On Tuesday, the City of Colorado Springs woke up to see the new welcome sign vandalized, part of which read Bailey's name. News 5 spoke with a professor who said long before the shooting of Bailey, there have been underlying racial issues in the city. "There are individuals who think that the city does not embrace their communities of color, particularly African-American and Latino youth," said Stephany Rose Spaulding, a professor of ethnic studies at the University of Colorado Colorado Springs.
Spaulding also said the city needs to have a conversation about racism and how it impacts everyone in the community. "Actually have conversations with people in their communities, not necessarily bringing them to a state of the city address, but sitting with them, in their communities, listening and learning what their concerns are," said Spaulding.
It's a concept Councilmember Yolanda Avila agrees with, and she wants to see people express their opinions at City Hall. "Racism is systemic throughout the nation... We are all one, and what happens to someone in Southeast hurts someone in Northwest," said Avila.
Those with the Colorado Springs Police Department said vandalism is not the way to express an opinion. "Any type of criminal activity or vandalism is just not acceptable, and there's no reason to do that, it doesn't help anybody," said Lieutenant Jim Sokolik.
However, Lt.
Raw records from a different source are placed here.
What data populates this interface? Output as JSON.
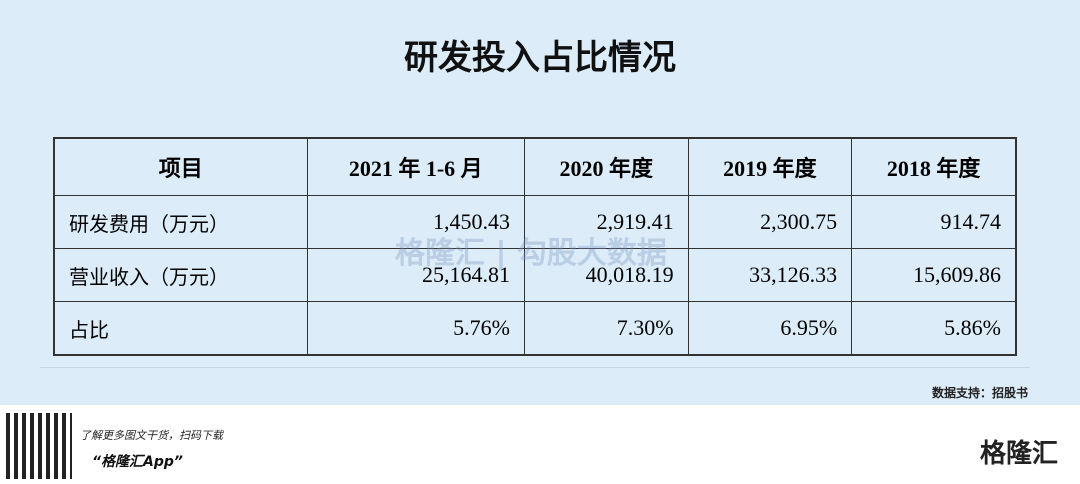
{
  "header": {
    "title": "研发投入占比情况"
  },
  "table": {
    "columns": [
      "项目",
      "2021 年 1-6 月",
      "2020 年度",
      "2019 年度",
      "2018 年度"
    ],
    "rows": [
      [
        "研发费用（万元）",
        "1,450.43",
        "2,919.41",
        "2,300.75",
        "914.74"
      ],
      [
        "营业收入（万元）",
        "25,164.81",
        "40,018.19",
        "33,126.33",
        "15,609.86"
      ],
      [
        "占比",
        "5.76%",
        "7.30%",
        "6.95%",
        "5.86%"
      ]
    ]
  },
  "watermark": {
    "brand": "格隆汇",
    "slogan": "勾股大数据"
  },
  "source": "数据支持：招股书",
  "footer": {
    "promo": "了解更多图文干货，扫码下载",
    "app": "“格隆汇App”",
    "logo": "格隆汇"
  }
}
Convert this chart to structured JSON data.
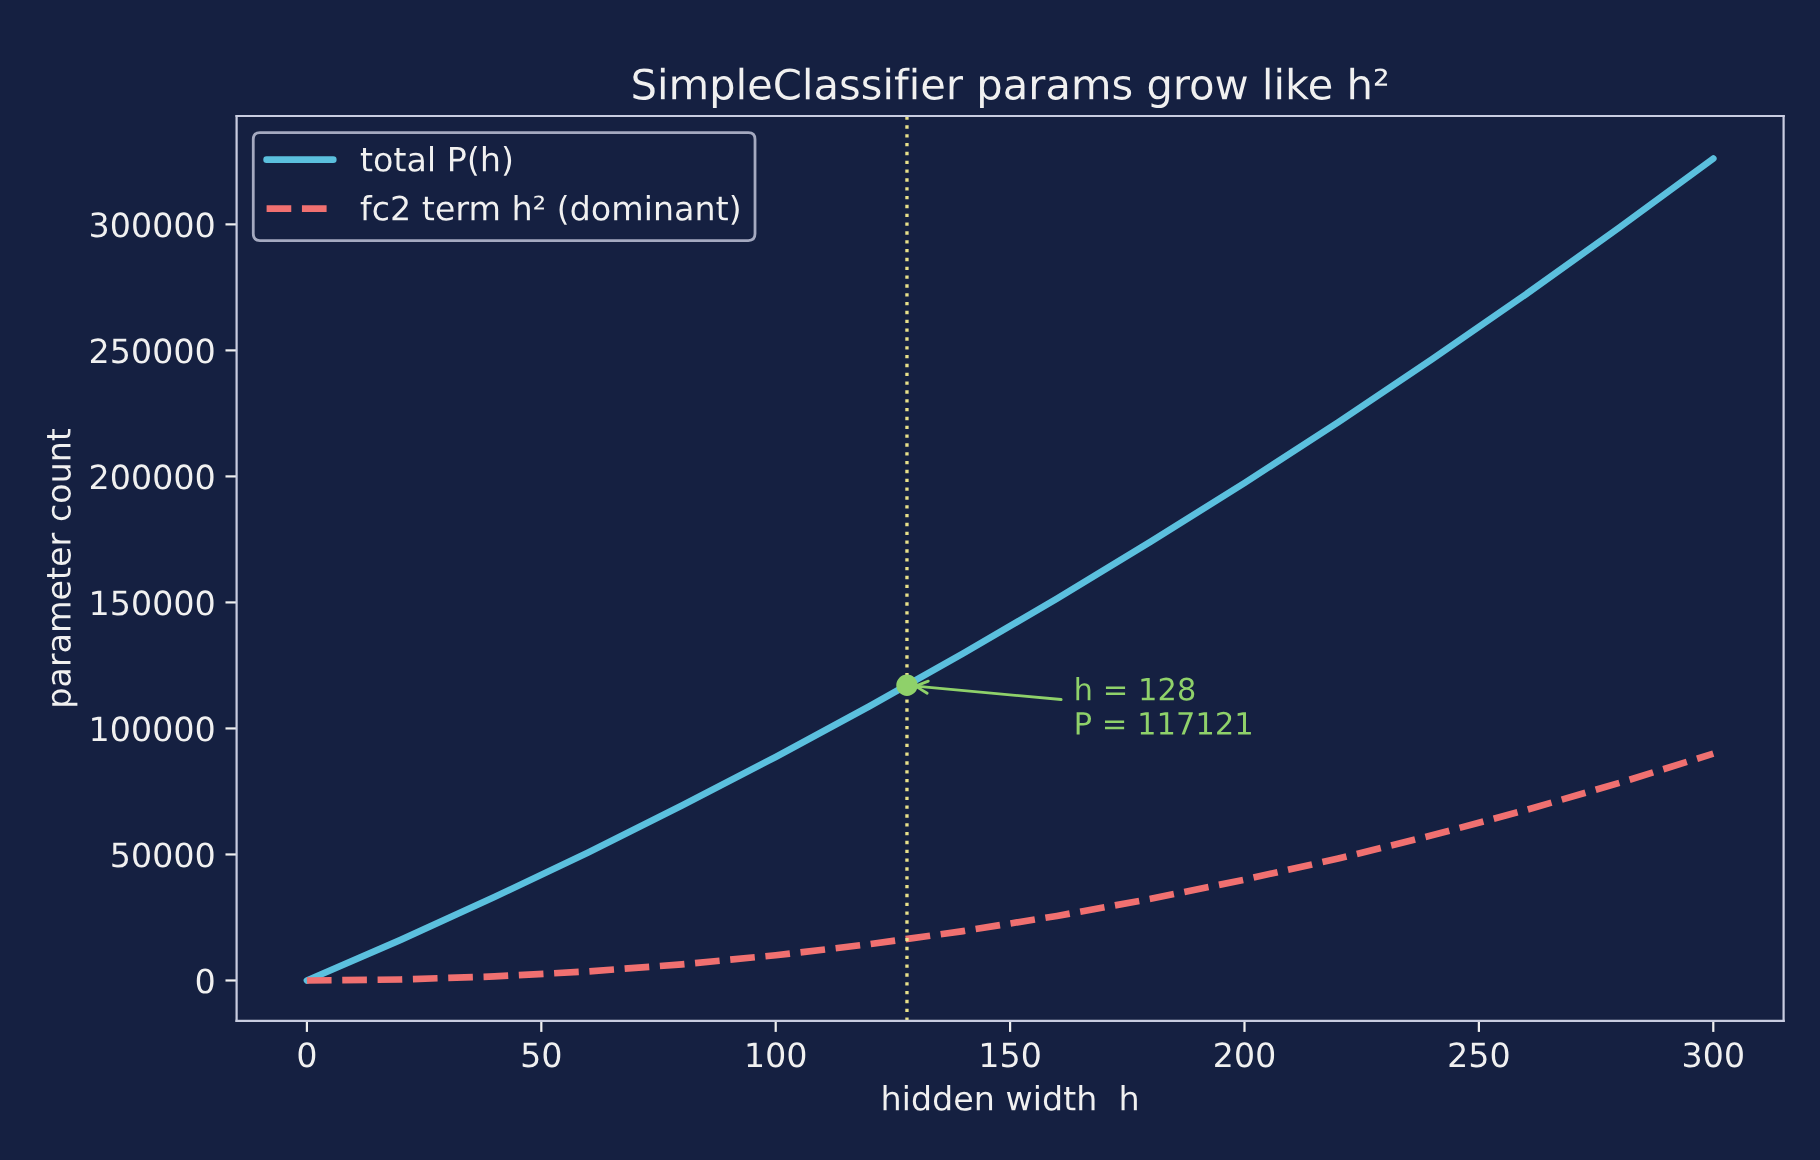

Sokolik did say CSPD is proud of the protests. "That's a first amendment right, that's a very American right, and we're here to protect the right to do that," said Lt. Sokolik.
At the end of the day, Lt. Sokolik said those with CSPD are part of the community too. "There's no room for racism in the police department. What we do is not based upon somebody's race, it's not based upon their socioeconomic status, it's not based on their religion. When you call for the police, we're going to come and assist you," said Lt. Sokolik.
Spaulding said the responsibility lies with our city leaders to reach out to these communities, give them a seat at the table, and allow them to have a platform for an open and honest discussion about racism.